To understand what the VGG net was seeing, I did some examination of its layers using samples from the dataset. If you take a sample, and then feed both it and a blurry version of it to the network, you can then extract the features of each layer and calculate the difference between them. This, of course, is how you measure perceptual loss, however, if you instead display the result as an image, it’s a way to simulate what the network might see during training. Now armed with a bit of a visual guide to work with, I made a wedge of a couple epochs with different weights per layer based on my assumptions, and also varying amounts of L1 pixel loss. It turned out that if any of the layers above layer 12 were included it would cause inconsistent “imaginary details” to start showing up in the image, which kind of makes sense when looking at how noisy the higher layers look, another important thing I noticed was that neither L1 nor perceptual loss looked too impressive on their own, but paired together they appear to help one another.
Recently, pixel shuffling has become a popular tool in image enhancement as an alternative to de-convolution, so as another attempt to improve image quality I decided to try adding some in my generator.
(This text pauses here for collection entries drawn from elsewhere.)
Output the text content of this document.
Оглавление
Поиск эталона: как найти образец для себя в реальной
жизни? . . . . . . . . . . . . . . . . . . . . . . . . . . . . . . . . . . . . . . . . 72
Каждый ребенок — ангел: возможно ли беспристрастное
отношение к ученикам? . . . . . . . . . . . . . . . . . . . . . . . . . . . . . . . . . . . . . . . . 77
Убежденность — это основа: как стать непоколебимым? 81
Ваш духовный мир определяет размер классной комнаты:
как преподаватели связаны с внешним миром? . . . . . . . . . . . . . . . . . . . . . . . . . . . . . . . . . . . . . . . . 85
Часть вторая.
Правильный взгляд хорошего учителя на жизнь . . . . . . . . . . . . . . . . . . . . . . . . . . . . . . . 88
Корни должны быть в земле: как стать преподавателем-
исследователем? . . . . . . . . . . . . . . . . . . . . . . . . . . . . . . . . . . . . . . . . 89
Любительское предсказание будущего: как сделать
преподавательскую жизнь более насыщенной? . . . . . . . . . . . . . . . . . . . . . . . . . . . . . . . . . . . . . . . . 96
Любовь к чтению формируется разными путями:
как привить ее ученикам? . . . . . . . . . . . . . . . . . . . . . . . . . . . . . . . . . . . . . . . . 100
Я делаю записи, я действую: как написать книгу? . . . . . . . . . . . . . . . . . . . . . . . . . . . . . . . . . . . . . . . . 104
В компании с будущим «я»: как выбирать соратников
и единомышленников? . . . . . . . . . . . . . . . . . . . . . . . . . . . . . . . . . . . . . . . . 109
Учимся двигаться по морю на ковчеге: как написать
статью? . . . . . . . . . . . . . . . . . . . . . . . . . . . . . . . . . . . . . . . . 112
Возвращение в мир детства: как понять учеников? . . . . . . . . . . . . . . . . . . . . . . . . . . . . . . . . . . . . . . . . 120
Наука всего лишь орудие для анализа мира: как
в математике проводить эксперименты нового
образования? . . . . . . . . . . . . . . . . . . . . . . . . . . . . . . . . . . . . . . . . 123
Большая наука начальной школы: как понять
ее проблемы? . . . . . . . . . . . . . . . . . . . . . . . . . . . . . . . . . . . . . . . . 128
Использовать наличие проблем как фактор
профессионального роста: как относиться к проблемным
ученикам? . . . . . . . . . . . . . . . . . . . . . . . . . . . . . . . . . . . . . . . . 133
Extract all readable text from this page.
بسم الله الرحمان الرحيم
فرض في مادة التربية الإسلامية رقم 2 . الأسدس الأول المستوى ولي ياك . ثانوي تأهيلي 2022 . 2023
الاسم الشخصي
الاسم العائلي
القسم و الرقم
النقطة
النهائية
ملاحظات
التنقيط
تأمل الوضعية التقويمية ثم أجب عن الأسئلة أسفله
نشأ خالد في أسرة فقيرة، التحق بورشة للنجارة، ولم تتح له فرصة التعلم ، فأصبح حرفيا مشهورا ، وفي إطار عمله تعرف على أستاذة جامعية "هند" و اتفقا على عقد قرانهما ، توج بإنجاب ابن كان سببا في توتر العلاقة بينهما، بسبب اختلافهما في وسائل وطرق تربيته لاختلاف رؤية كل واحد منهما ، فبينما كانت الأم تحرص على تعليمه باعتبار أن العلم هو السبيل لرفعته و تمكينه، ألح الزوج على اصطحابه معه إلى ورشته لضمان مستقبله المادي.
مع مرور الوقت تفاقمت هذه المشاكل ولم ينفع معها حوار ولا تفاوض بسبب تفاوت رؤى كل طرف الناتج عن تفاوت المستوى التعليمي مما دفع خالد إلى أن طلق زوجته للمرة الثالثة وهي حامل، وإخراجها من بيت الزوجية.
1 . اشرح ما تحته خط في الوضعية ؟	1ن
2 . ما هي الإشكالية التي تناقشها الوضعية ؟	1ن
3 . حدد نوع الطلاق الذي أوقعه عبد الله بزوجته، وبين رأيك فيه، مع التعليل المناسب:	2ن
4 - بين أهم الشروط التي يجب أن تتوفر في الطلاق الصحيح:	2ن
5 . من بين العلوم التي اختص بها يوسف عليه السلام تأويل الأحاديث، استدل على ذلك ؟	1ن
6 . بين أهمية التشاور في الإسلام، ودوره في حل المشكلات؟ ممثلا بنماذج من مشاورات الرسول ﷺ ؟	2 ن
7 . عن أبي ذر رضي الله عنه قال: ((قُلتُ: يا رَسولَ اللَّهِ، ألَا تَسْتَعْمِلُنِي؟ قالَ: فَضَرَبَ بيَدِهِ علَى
At first I tried replacing every de-conv layer, unfortunately, this just made everything so blurry that it was unrecognizable. What I learned by playing around was that the first two de-conv operations, which stretch the camera matrix to a 1024 and then 512 filter tensor, worked better as de-conv. With that change implemented, in early training all the images became incredibly smooth yet not without detail, and near the end, the results did indeed start to look much more crisp than before.
During initial training, I used dropout of .1 inside of each up-res block of the generator and weight decay of 1e-05, which is my usual combination to prevent over-fitting, however after lowering them to .01 and 1e-06 I was surprised to see that it still was not over-fitting and the result became even sharper.
Here are some results generated using matrices from the test set, which are almost a whole foot away from any sample within the training set:
From looking at the resulting images, I would surmise that the network isn’t just generating a “nearest neighbor”, which would just kind of blend the closest images from the training set. In order to get this perspective right on a view it’s never seen, the network appears to have taken the smart path and learned the properties of 3D space from the input matrix.
To test out the temporal coherence of the network, I animated a brand new camera in Maya and wrote out a new CSV file of camera matrices. Here is the resulting animation after feeding the CSV to the network:
The result is still a bit soft and you can see a tiny amount of buzzing on the head, however, I’m confident there are ways to overcome this. Seeing that the idea basically works, imagine how many other vectors are sitting around in your production pipeline waiting to be converted to an image? Ideas like mocap to video conversion, or converting scene layout descriptions into navigable photo-real environments could really work, and they might be here sooner than we expect.